Speaking at the Canadian Association of Radiologists meeting in Montreal last week, Ella Jazerooni, M.D., underscored the disadvantage that medical imaging specialists face with patient portals. Without the proper design and infrastructure, they can exclude radiologists from the continuum of care, AuntMinnie.com reported. Yet, working with the right vendor can help to alleviate some of these problems with functionality and transition to better portal performance.

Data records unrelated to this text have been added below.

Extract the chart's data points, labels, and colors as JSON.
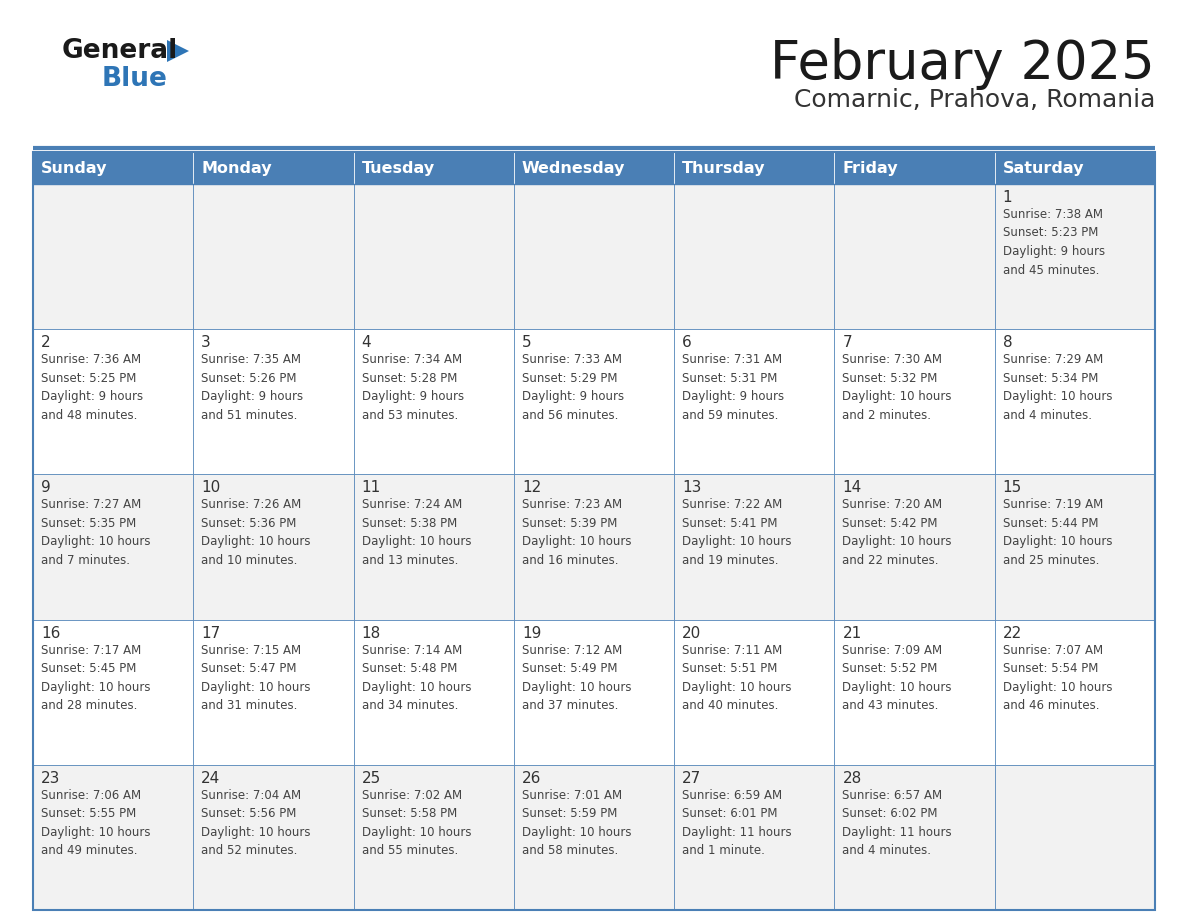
{
  "title": "February 2025",
  "subtitle": "Comarnic, Prahova, Romania",
  "header_bg": "#4a7fb5",
  "header_text": "#FFFFFF",
  "cell_bg_odd": "#F2F2F2",
  "cell_bg_even": "#FFFFFF",
  "border_color": "#4a7fb5",
  "sep_color": "#4a7fb5",
  "day_headers": [
    "Sunday",
    "Monday",
    "Tuesday",
    "Wednesday",
    "Thursday",
    "Friday",
    "Saturday"
  ],
  "title_color": "#1a1a1a",
  "subtitle_color": "#333333",
  "day_num_color": "#333333",
  "info_color": "#444444",
  "logo_general_color": "#1a1a1a",
  "logo_blue_color": "#2E75B6",
  "weeks": [
    [
      {
        "day": null,
        "info": ""
      },
      {
        "day": null,
        "info": ""
      },
      {
        "day": null,
        "info": ""
      },
      {
        "day": null,
        "info": ""
      },
      {
        "day": null,
        "info": ""
      },
      {
        "day": null,
        "info": ""
      },
      {
        "day": 1,
        "info": "Sunrise: 7:38 AM\nSunset: 5:23 PM\nDaylight: 9 hours\nand 45 minutes."
      }
    ],
    [
      {
        "day": 2,
        "info": "Sunrise: 7:36 AM\nSunset: 5:25 PM\nDaylight: 9 hours\nand 48 minutes."
      },
      {
        "day": 3,
        "info": "Sunrise: 7:35 AM\nSunset: 5:26 PM\nDaylight: 9 hours\nand 51 minutes."
      },
      {
        "day": 4,
        "info": "Sunrise: 7:34 AM\nSunset: 5:28 PM\nDaylight: 9 hours\nand 53 minutes."
      },
      {
        "day": 5,
        "info": "Sunrise: 7:33 AM\nSunset: 5:29 PM\nDaylight: 9 hours\nand 56 minutes."
      },
      {
        "day": 6,
        "info": "Sunrise: 7:31 AM\nSunset: 5:31 PM\nDaylight: 9 hours\nand 59 minutes."
      },
      {
        "day": 7,
        "info": "Sunrise: 7:30 AM\nSunset: 5:32 PM\nDaylight: 10 hours\nand 2 minutes."
      },
      {
        "day": 8,
        "info": "Sunrise: 7:29 AM\nSunset: 5:34 PM\nDaylight: 10 hours\nand 4 minutes."
      }
    ],
    [
      {
        "day": 9,
        "info": "Sunrise: 7:27 AM\nSunset: 5:35 PM\nDaylight: 10 hours\nand 7 minutes."
      },
      {
        "day": 10,
        "info": "Sunrise: 7:26 AM\nSunset: 5:36 PM\nDaylight: 10 hours\nand 10 minutes."
      },
      {
        "day": 11,
        "info": "Sunrise: 7:24 AM\nSunset: 5:38 PM\nDaylight: 10 hours\nand 13 minutes."
      },
      {
        "day": 12,
        "info": "Sunrise: 7:23 AM\nSunset: 5:39 PM\nDaylight: 10 hours\nand 16 minutes."
      },
      {
        "day": 13,
        "info": "Sunrise: 7:22 AM\nSunset: 5:41 PM\nDaylight: 10 hours\nand 19 minutes."
      },
      {
        "day": 14,
        "info": "Sunrise: 7:20 AM\nSunset: 5:42 PM\nDaylight: 10 hours\nand 22 minutes."
      },
      {
        "day": 15,
        "info": "Sunrise: 7:19 AM\nSunset: 5:44 PM\nDaylight: 10 hours\nand 25 minutes."
      }
    ],
    [
      {
        "day": 16,
        "info": "Sunrise: 7:17 AM\nSunset: 5:45 PM\nDaylight: 10 hours\nand 28 minutes."
      },
      {
        "day": 17,
        "info": "Sunrise: 7:15 AM\nSunset: 5:47 PM\nDaylight: 10 hours\nand 31 minutes."
      },
      {
        "day": 18,
        "info": "Sunrise: 7:14 AM\nSunset: 5:48 PM\nDaylight: 10 hours\nand 34 minutes."
      },
      {
        "day": 19,
        "info": "Sunrise: 7:12 AM\nSunset: 5:49 PM\nDaylight: 10 hours\nand 37 minutes."
      },
      {
        "day": 20,
        "info": "Sunrise: 7:11 AM\nSunset: 5:51 PM\nDaylight: 10 hours\nand 40 minutes."
      },
      {
        "day": 21,
        "info": "Sunrise: 7:09 AM\nSunset: 5:52 PM\nDaylight: 10 hours\nand 43 minutes."
      },
      {
        "day": 22,
        "info": "Sunrise: 7:07 AM\nSunset: 5:54 PM\nDaylight: 10 hours\nand 46 minutes."
      }
    ],
    [
      {
        "day": 23,
        "info": "Sunrise: 7:06 AM\nSunset: 5:55 PM\nDaylight: 10 hours\nand 49 minutes."
      },
      {
        "day": 24,
        "info": "Sunrise: 7:04 AM\nSunset: 5:56 PM\nDaylight: 10 hours\nand 52 minutes."
      },
      {
        "day": 25,
        "info": "Sunrise: 7:02 AM\nSunset: 5:58 PM\nDaylight: 10 hours\nand 55 minutes."
      },
      {
        "day": 26,
        "info": "Sunrise: 7:01 AM\nSunset: 5:59 PM\nDaylight: 10 hours\nand 58 minutes."
      },
      {
        "day": 27,
        "info": "Sunrise: 6:59 AM\nSunset: 6:01 PM\nDaylight: 11 hours\nand 1 minute."
      },
      {
        "day": 28,
        "info": "Sunrise: 6:57 AM\nSunset: 6:02 PM\nDaylight: 11 hours\nand 4 minutes."
      },
      {
        "day": null,
        "info": ""
      }
    ]
  ]
}
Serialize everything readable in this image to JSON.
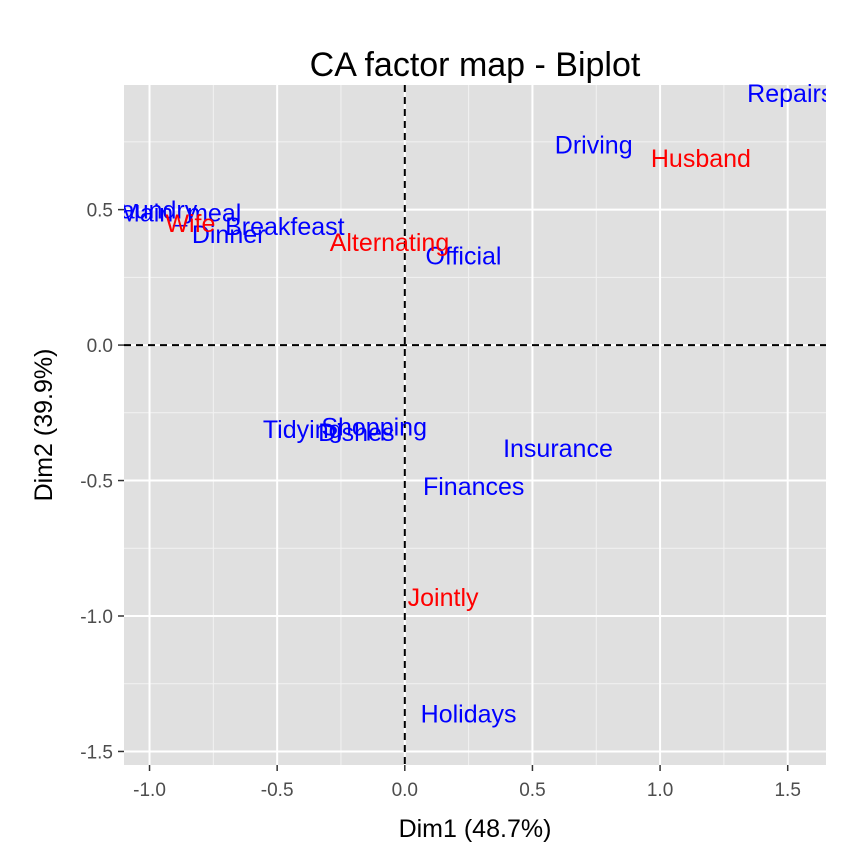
{
  "chart_data": {
    "type": "scatter",
    "title": "CA factor map - Biplot",
    "xlabel": "Dim1 (48.7%)",
    "ylabel": "Dim2 (39.9%)",
    "xlim": [
      -1.1,
      1.65
    ],
    "ylim": [
      -1.55,
      0.96
    ],
    "x_ticks": [
      -1.0,
      -0.5,
      0.0,
      0.5,
      1.0,
      1.5
    ],
    "x_tick_labels": [
      "-1.0",
      "-0.5",
      "0.0",
      "0.5",
      "1.0",
      "1.5"
    ],
    "y_ticks": [
      -1.5,
      -1.0,
      -0.5,
      0.0,
      0.5
    ],
    "y_tick_labels": [
      "-1.5",
      "-1.0",
      "-0.5",
      "0.0",
      "0.5"
    ],
    "reference_lines": {
      "x": 0,
      "y": 0
    },
    "colors": {
      "panel_bg": "#e0e0e0",
      "grid": "#ffffff",
      "row_points": "#0000ff",
      "col_points": "#ff0000",
      "ref_line": "#000000"
    },
    "series": [
      {
        "name": "rows",
        "color": "#0000ff",
        "points": [
          {
            "label": "Laundry",
            "x": -0.99,
            "y": 0.5
          },
          {
            "label": "Main_meal",
            "x": -0.88,
            "y": 0.49
          },
          {
            "label": "Breakfeast",
            "x": -0.47,
            "y": 0.44
          },
          {
            "label": "Dinner",
            "x": -0.69,
            "y": 0.41
          },
          {
            "label": "Tidying",
            "x": -0.4,
            "y": -0.31
          },
          {
            "label": "Dishes",
            "x": -0.19,
            "y": -0.32
          },
          {
            "label": "Shopping",
            "x": -0.12,
            "y": -0.3
          },
          {
            "label": "Official",
            "x": 0.23,
            "y": 0.33
          },
          {
            "label": "Driving",
            "x": 0.74,
            "y": 0.74
          },
          {
            "label": "Finances",
            "x": 0.27,
            "y": -0.52
          },
          {
            "label": "Insurance",
            "x": 0.6,
            "y": -0.38
          },
          {
            "label": "Repairs",
            "x": 1.51,
            "y": 0.93
          },
          {
            "label": "Holidays",
            "x": 0.25,
            "y": -1.36
          }
        ]
      },
      {
        "name": "columns",
        "color": "#ff0000",
        "points": [
          {
            "label": "Wife",
            "x": -0.84,
            "y": 0.45
          },
          {
            "label": "Alternating",
            "x": -0.06,
            "y": 0.38
          },
          {
            "label": "Husband",
            "x": 1.16,
            "y": 0.69
          },
          {
            "label": "Jointly",
            "x": 0.15,
            "y": -0.93
          }
        ]
      }
    ]
  }
}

The issue lies in the design flaws of the portals, as referring physicians decide which aspects of a radiology report will be presented on the Web-based product and what patients will be able to locate for review. However, given the sensitive nature of most digital imaging results, it should be preferable for the images to be reviewable as soon as possible. The delay, Kazerooni stated, is unnecessary.
"A lot of [imaging] test results are normal, or they have abnormalities that have no clinical relevance. If a patient has back pain, and the MRI scan shows that patient has a herniated disk, is there any reason that the patient should not know that right away? It will explain the patient's pain," said Jazerooni, professor of radiology and director of cardiothoracic radiology at the University of Michigan in Ann Arbor, quoted by the news source.
Additionally, most portals are designed so that patients can only contact their referring physicians directly, and not their radiologists. When trying to centralize care around patients, this functionality – or lack thereof – can be detrimental to facilitating patient engagement.
Study underscores claims
In a 2013 study, researchers from the University of California, Los Angeles, led by Corey Arnold, M.D., created a Java-based application to support the creation of a radiology patient portal. The product was composed of four parts: a section with the patient's images, an informational section with explanations on imaging techniques and diseases, an interactive panel with portions of imaging studies and a viewer with a full image series that had conclusions for the corresponding report.
HealthImaging reported that 2.883 MRI brain scans from 277 patients were processed into the portal, with 448 unique concepts included. The data was fed into processing modules and the analyses were stored on the portal server in a comprehensive database. As a result, the application was able to use imaging informatics to translate clinical information into educational tools for patients.
The implementation of a radiology portal would smooth the continuum of care across disparate health systems that utilize diagnostic radiology in tandem with standard medical consultations.